10-11-2022 08:22 AM
Hello Everyone,
My programm acquire data in single points that I would like to integrate using the real dt and the trapezoidal rule: ((X(i-1) + X(i)) / 2) * dt
Here is what is happening in my programm: I become through a scale the mass in [g]. After derivating in manually with the realt dt (see VI attached) I become the mass flow [g/s]. In order to validate my results I want to integrate the mass flow to get the mass [g]. However, the results of the integration differ significantely from the mesured mass from the scale itself.
I tried to explain the context in the screenshot attached.
Do you have any ideas why am I getting false results ?
best regards
Solved! Go to Solution.
10-11-2022 08:53 AM - edited 10-11-2022 09:33 AM
Hi Ezzow,
1. I'm not sure why you want to "validate" a measured value by derivating it and then re-integrating it right away...
Note that numerical integration is an approximation of the true integral and that you will have a deviation over time due to iterative approximation and rounding errors.
2. Your formula is right but you only compute the surface of the current trapeze.

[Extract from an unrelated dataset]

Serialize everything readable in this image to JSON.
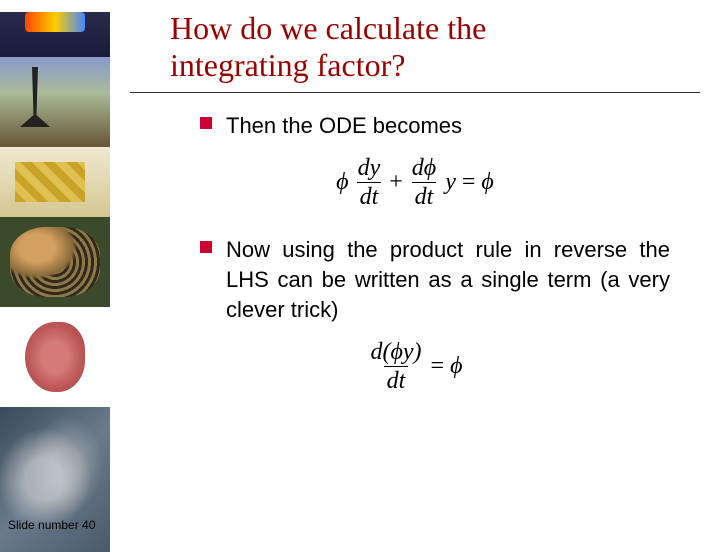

You must add it up to a shift register to compute the sum of all trapezes to get the global integral.
Test the attached VI:
10-11-2022 09:39 AM
@raphschru wrote:
Hi Ezzow,
1. I'm not sure why you want to "validate" a measured value by derivating it and then re-integrating it right away...

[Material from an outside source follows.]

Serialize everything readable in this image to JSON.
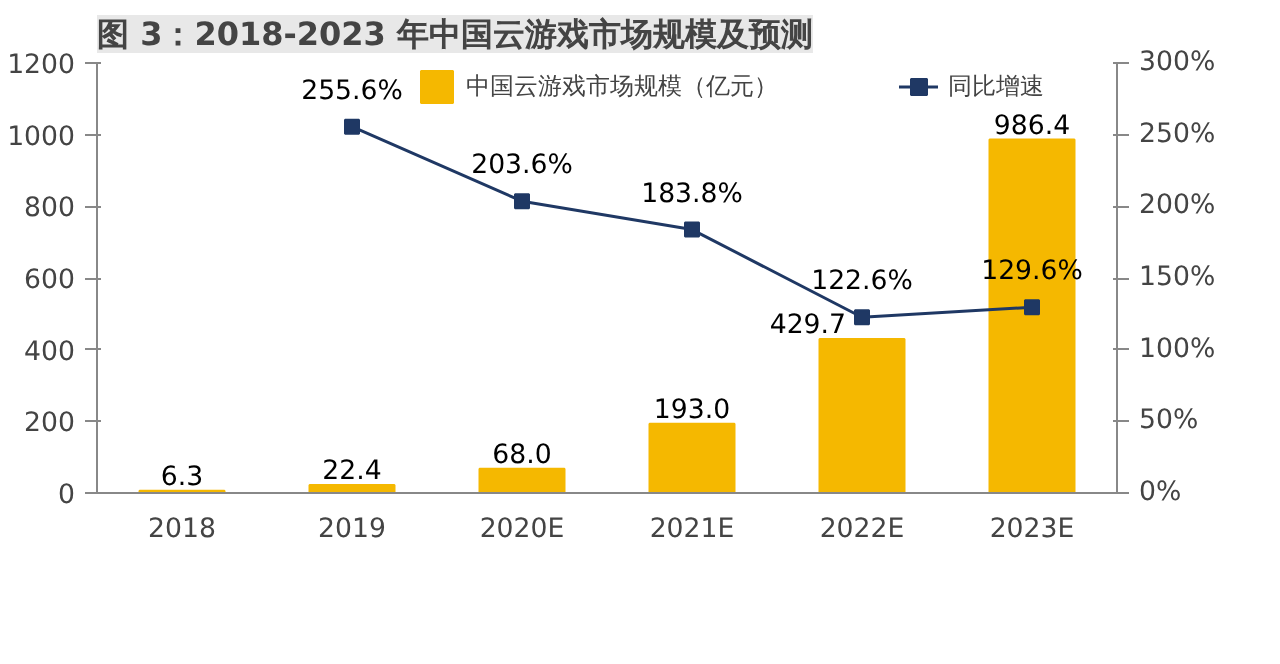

Note that numerical integration is an approximation of the true integral and that you will have a deviation over time due to iterative approximation and rounding errors.
2. Your formula is right but you only compute the surface of the current trapeze.
You must add it up to a shift register to compute the sum of all trapezes to get the global integral.
Test the attached VI:
That made me laugh. You meant "trapezoid" not "trapeze".
10-11-2022 10:05 AM
10-11-2022 10:09 AM
@raphschru wrote:
Damn I was fooled by the french translation "Méthode des trapèzes", I thought trapezoid was the adjective and trapeze the noun.
They're both nouns.
10-12-2022 02:55 AM - edited 10-12-2022 02:55 AM
Hi raphschru,
I apreciate your help, thank you!
The VI is working.
Can you please explain the role of the red marked part? because I didn't get it. I even removed it and it's still working.
best regards
10-12-2022 03:11 AM
@Ezzow wrote:
Can you please explain the role of the red marked part? because I didn't get it. I even removed it and it's still working.
The True sets the starting value to m(g), and then it adds the dy/dx (i assume) If you set a breakpoint after the Select and Retain wire values or Highlight mode it should be obvious.